Vacuum sealing or ROP (Reduced Oxygen Packaging) slows down the process of spoilage by reducing atmospheric oxygen, and creates an anaerobic environment that limits the growth of aerobic bacteria or fungi, and prevents the evaporation of volatile components. Vacuum sealing can be used in combination with other packaging and food processing techniques, such as sous vide cooking.

 

Follow these guidelines to properly vacuum seal food:

  1. Be sure to keep utensils, cutting boards and counters clean.
  2. Ensure that you do not cross contaminate food.
  3. Wash hands before and during the vacuum sealing process.
  4. Try not to touch food with your hands. Use clean spoons, tongs or something else to handle the food.
  5. Properly label food sources with the type of food and date packaged.
  6. Remember! Vacuum sealing food does not replace the need to pressure can or water bath home-canned foods.
  7. Keep vacuum-sealed foods in the refrigerator or freezer. Dry food, like crackers and nuts, can be stored at room temperature.
  8. Freeze low-acid vacuum packaged foods and consume immediately after heating. Never heat a low-acid vacuum packaged food and allow it to stand at room temperature in the vacuum package.
  9. Ensure the seal is complete and that there is no debris in the seal.
  10.  Always check the sealed food within 24 hours to make sure the items remained sealed. If unsealing occurs, reseal in a new, clean bag if necessary.

 

Vacuum packaging can be safe for food that is stored frozen. When frozen food is thawed, it is best to thaw in the refrigerator to slow microorganism growth. Perishable food being vacuumed-packed should not be out of refrigeration longer than 2 hours total time above 40 degrees for safety.

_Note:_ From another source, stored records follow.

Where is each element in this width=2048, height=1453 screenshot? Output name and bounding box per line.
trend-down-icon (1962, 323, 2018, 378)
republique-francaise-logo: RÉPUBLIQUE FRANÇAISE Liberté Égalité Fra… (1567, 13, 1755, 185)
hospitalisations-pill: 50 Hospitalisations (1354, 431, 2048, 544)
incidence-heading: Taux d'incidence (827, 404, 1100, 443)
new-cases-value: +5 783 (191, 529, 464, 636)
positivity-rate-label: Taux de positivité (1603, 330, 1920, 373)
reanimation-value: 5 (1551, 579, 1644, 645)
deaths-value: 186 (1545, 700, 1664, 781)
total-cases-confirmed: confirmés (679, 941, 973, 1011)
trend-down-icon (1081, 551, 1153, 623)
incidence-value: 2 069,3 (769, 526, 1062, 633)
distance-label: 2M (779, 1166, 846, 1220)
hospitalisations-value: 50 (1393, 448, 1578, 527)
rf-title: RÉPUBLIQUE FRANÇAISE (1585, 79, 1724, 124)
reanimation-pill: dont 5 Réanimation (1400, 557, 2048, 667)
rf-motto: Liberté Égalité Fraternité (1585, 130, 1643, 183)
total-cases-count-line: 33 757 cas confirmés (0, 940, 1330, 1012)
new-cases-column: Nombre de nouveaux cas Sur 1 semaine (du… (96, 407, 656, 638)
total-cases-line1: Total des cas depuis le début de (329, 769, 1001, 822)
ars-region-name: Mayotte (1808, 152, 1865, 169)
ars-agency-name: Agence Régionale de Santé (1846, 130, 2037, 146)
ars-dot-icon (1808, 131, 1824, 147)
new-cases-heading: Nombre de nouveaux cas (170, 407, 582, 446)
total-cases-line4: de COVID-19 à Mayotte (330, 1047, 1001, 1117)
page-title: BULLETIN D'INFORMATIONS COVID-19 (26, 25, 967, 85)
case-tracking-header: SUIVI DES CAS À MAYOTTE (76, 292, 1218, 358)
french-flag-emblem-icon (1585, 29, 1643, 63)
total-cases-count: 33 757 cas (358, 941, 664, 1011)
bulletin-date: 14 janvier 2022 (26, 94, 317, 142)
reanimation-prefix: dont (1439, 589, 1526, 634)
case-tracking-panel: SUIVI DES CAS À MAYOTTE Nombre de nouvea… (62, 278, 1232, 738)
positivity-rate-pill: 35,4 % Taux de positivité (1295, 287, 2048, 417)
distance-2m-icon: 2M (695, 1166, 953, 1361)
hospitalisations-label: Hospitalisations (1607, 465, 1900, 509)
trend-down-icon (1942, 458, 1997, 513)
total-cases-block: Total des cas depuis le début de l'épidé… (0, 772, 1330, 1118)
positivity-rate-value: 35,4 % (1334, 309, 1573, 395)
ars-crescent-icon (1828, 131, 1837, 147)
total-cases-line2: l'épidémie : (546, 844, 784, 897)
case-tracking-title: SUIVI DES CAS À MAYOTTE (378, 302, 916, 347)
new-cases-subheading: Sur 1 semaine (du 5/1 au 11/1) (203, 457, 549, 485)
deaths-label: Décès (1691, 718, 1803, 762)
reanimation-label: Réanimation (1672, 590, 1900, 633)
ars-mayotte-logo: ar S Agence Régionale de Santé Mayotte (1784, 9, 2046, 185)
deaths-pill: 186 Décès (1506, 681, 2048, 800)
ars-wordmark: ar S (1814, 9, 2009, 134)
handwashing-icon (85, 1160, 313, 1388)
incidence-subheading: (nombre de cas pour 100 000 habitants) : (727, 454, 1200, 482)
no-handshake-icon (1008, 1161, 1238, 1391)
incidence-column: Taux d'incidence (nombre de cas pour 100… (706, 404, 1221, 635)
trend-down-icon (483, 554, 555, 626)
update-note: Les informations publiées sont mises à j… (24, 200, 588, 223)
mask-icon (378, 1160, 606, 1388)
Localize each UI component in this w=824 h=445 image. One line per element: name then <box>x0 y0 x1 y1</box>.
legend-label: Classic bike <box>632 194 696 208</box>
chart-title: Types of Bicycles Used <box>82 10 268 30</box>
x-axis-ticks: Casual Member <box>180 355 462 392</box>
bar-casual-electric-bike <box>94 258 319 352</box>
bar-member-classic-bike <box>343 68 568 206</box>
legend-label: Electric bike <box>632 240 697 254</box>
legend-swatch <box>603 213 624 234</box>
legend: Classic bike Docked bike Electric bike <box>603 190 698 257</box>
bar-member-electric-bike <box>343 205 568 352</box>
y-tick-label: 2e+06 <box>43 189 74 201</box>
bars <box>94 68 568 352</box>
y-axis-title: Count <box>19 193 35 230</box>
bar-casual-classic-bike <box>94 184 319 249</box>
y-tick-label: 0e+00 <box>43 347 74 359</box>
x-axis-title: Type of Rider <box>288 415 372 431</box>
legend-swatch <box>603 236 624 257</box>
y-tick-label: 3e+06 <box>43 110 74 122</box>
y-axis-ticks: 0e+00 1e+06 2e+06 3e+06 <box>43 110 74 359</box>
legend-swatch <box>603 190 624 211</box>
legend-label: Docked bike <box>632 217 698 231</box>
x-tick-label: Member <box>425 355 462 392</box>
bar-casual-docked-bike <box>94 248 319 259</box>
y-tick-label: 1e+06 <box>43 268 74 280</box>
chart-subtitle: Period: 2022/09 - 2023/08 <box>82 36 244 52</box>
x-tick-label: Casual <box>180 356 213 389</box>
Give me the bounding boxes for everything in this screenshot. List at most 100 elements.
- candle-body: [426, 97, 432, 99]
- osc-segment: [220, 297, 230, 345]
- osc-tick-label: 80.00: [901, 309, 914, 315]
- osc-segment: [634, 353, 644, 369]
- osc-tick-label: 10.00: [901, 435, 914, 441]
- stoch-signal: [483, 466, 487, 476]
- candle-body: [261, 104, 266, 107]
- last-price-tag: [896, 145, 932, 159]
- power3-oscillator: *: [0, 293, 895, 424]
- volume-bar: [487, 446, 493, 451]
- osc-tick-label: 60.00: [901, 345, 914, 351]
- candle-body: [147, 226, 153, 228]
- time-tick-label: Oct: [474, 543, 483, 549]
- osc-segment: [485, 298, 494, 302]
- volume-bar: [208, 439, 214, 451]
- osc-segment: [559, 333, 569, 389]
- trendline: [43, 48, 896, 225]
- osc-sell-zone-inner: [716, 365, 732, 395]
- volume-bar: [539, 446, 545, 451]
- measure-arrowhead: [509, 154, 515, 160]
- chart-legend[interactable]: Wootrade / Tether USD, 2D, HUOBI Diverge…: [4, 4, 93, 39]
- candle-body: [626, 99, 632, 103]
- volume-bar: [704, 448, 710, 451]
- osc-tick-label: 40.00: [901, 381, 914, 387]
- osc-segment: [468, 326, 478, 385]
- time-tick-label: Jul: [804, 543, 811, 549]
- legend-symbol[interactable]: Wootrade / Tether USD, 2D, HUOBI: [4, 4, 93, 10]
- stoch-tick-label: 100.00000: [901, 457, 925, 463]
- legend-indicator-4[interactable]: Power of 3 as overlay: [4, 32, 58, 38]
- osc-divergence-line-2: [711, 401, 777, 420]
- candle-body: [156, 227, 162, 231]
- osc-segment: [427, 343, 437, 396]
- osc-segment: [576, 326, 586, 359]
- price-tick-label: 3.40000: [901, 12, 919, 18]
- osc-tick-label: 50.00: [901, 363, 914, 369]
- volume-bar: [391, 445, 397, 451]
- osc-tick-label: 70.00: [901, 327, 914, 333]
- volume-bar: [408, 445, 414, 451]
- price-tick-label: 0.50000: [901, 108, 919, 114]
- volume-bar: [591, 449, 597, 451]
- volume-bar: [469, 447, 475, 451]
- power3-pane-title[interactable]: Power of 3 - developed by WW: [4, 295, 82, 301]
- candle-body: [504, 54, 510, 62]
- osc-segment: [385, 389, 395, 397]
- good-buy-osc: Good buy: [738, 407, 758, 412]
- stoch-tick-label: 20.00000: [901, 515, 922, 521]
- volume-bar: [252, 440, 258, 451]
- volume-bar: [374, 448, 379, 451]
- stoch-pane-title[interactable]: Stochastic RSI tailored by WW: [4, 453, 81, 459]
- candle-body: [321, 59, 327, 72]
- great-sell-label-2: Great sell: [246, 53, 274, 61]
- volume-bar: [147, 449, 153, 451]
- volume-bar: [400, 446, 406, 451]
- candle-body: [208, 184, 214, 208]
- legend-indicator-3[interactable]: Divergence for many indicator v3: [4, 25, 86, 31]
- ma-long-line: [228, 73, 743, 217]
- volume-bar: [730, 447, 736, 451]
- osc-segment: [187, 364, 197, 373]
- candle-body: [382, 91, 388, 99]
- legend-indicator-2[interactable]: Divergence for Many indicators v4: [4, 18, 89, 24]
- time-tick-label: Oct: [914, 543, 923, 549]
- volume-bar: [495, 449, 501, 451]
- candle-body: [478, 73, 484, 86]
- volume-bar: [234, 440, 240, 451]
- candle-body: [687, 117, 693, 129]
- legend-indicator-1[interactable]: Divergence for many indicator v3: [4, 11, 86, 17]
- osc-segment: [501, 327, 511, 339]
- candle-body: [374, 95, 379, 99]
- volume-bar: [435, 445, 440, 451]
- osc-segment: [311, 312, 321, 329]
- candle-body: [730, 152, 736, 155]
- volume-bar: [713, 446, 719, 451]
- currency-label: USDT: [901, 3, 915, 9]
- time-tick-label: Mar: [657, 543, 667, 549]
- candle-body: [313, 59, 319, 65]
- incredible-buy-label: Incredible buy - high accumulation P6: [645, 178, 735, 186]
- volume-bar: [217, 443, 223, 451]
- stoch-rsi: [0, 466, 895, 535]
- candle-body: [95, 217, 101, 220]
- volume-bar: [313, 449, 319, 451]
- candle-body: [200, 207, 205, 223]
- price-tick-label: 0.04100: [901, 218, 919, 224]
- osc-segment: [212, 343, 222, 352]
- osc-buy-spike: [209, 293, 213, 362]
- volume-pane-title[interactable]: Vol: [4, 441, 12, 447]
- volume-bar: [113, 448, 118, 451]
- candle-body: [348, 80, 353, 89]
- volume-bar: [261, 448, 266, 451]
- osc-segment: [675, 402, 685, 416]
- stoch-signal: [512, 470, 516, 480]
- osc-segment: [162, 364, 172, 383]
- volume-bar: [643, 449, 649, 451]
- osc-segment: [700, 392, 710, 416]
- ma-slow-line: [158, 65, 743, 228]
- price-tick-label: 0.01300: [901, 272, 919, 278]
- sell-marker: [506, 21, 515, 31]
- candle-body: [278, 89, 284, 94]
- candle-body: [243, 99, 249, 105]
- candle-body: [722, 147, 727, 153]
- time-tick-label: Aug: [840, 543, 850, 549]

If you have taken proper steps in preparing your food in a clean and uncontaminated environment, then your vacuum sealed food should be safe from contamination and slow growing bacteria.

However, if there is any question about the safety of the food in which you are vacuum sealing, then err on the side of caution and do not vacuum pack the food, as you would be creating a perfect breeding ground for bacteria. We would prefer you then not vacuum seal the food at all for your safety.